Meurtre d'un nationaliste corse : les avocats forcent la main au tribunal
May 24, 2007
Après deux jours d'audience, la cour d'assises des Bouches-du-Rhône a renvoyé mercredi à une date ultérieure le procès de six hommes accusés de l'assassinat en septembre 2001 à Bastia d'un jeune nationaliste corse, comme le demandaient les avocats de la défense. En leurs noms, dès la reprise de l'audience mercredi matin, Me Jean-Yves Lienard a lu un texte annonçant qu'ils quittaient la barre. La dizaine d'avocats de la défense avaient multiplié depuis lundi, premier jour du procès, les demandes de supplément d'information, invoquant des lacunes ou des incertitudes dans l'enquête sur le meurtre de Nicolas Montigny. Lundi, un témoin surprise, Philippe Navarra, s'était manifesté, affirmant à l'audience que son propre frère était l'auteur du meurtre. Selon lui, son frère Jacques et un dénommé Pierre Rocchi, tous deux militants nationalistes, avaient tué Nicolas Montigny pour des motifs politiques, avant d'être eux-mêmes assassinés. La défense avait donc demandé le renvoi du procès, le temps pour la justice d'enquêter sur ces nouveaux éléments. Mardi soir, le président de la cour Jean-Louis Chaux avait estimé que rien ne justifiait dans l'immédiat le report du procès. Mercredi, après l'annonce de Me Liénard, M. Chaux a immédiatement commis d'office la totalité des avocats de la défense qui ont malgré cela quitté la barre, encourant des poursuites disciplinaires. Les accusés qui voulaient également partir, ont été empêchés de quitter le box. Le président a ensuite demandé au bâtonnier en exercice d'Aix-en-Provence, Me Jean-François Leca, de désigner des avocats, ce qu'il a fait avant de demander à son tour le renvoi du procès. Les avocats de la partie civile se sont dit solidaires de leurs confrères de la défense. Face à cette bronca, le président a finalement dû se résoudre à renvoyer le procès sans dire s'il donnait suite aux demandes de supplément d'information.

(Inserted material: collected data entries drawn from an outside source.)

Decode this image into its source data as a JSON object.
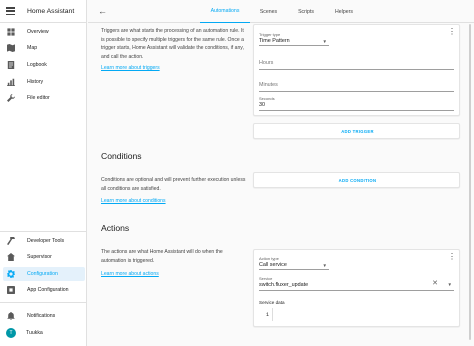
{
  "app": {
    "title": "Home Assistant"
  },
  "sidebar": {
    "items": [
      {
        "label": "Overview",
        "icon": "overview-icon"
      },
      {
        "label": "Map",
        "icon": "map-icon"
      },
      {
        "label": "Logbook",
        "icon": "logbook-icon"
      },
      {
        "label": "History",
        "icon": "history-icon"
      },
      {
        "label": "File editor",
        "icon": "wrench-icon"
      }
    ],
    "bottom_items": [
      {
        "label": "Developer Tools",
        "icon": "hammer-icon"
      },
      {
        "label": "Supervisor",
        "icon": "supervisor-icon"
      },
      {
        "label": "Configuration",
        "icon": "gear-icon"
      },
      {
        "label": "App Configuration",
        "icon": "app-config-icon"
      },
      {
        "label": "Notifications",
        "icon": "bell-icon"
      }
    ],
    "user": {
      "initial": "T",
      "name": "Tuukka"
    }
  },
  "tabs": [
    "Automations",
    "Scenes",
    "Scripts",
    "Helpers"
  ],
  "active_tab": "Automations",
  "triggers": {
    "description": [
      "Triggers are what starts the processing of an automation rule. It",
      "is possible to specify multiple triggers for the same rule. Once a",
      "trigger starts, Home Assistant will validate the conditions, if any,",
      "and call the action."
    ],
    "learn_more": "Learn more about triggers",
    "card": {
      "type_label": "Trigger type",
      "type_value": "Time Pattern",
      "hours_placeholder": "Hours",
      "minutes_placeholder": "Minutes",
      "seconds_label": "Seconds",
      "seconds_value": "30"
    },
    "add_button": "ADD TRIGGER"
  },
  "conditions": {
    "heading": "Conditions",
    "description": [
      "Conditions are optional and will prevent further execution unless",
      "all conditions are satisfied."
    ],
    "learn_more": "Learn more about conditions",
    "add_button": "ADD CONDITION"
  },
  "actions": {
    "heading": "Actions",
    "description": [
      "The actions are what Home Assistant will do when the",
      "automation is triggered."
    ],
    "learn_more": "Learn more about actions",
    "card": {
      "type_label": "Action type",
      "type_value": "Call service",
      "service_label": "Service",
      "service_value": "switch.fluxer_update",
      "service_data_label": "Service data",
      "line_number": "1"
    }
  },
  "colors": {
    "accent": "#03a9f4",
    "avatar": "#0097a7",
    "active_bg": "#e4f1fb"
  }
}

La mère de la victime Christiane Muretti a réagi à ce renvoi "avec beaucoup de tristesse", ayant attendu "que justice passe" depuis six ans. "Nous espérons que ce renvoi fera toute la lumière", a-t-elle déclaré après l'audience. Selon l'enquête, l'assassinat de Nicolas Montigny est lié à son appartenance au mouvement clandestin armé "Armata corsa", décimé à l'époque dans une série de règlements de comptes après s'être heurté à la bande de la "Brise de mer" pour le contrôle de machines à sous.

Jacques Mariani, 41 ans, et Alexandre Vittini, 34 ans, sont accusés d'avoir tué dans un cybercafé Nicolas Montigny, 27 ans, de onze balles de pistolet automatique. Anthony Bizzari, 33 ans, cousin de Jacques Mariani, doit répondre de complicité d'assassinat pour avoir effectué le repérage sur le lieu du crime. Tous sont également accusés d'"association de malfaiteurs" de même que les trois autres accusés : le père de Jacques, François Mariani, 58 ans, considéré par la police comme l'un des chefs de la bande de "la Brise de Mer", son homme de main Antoine Demasi et Paul Alerini, ami d'enfance de Vittini.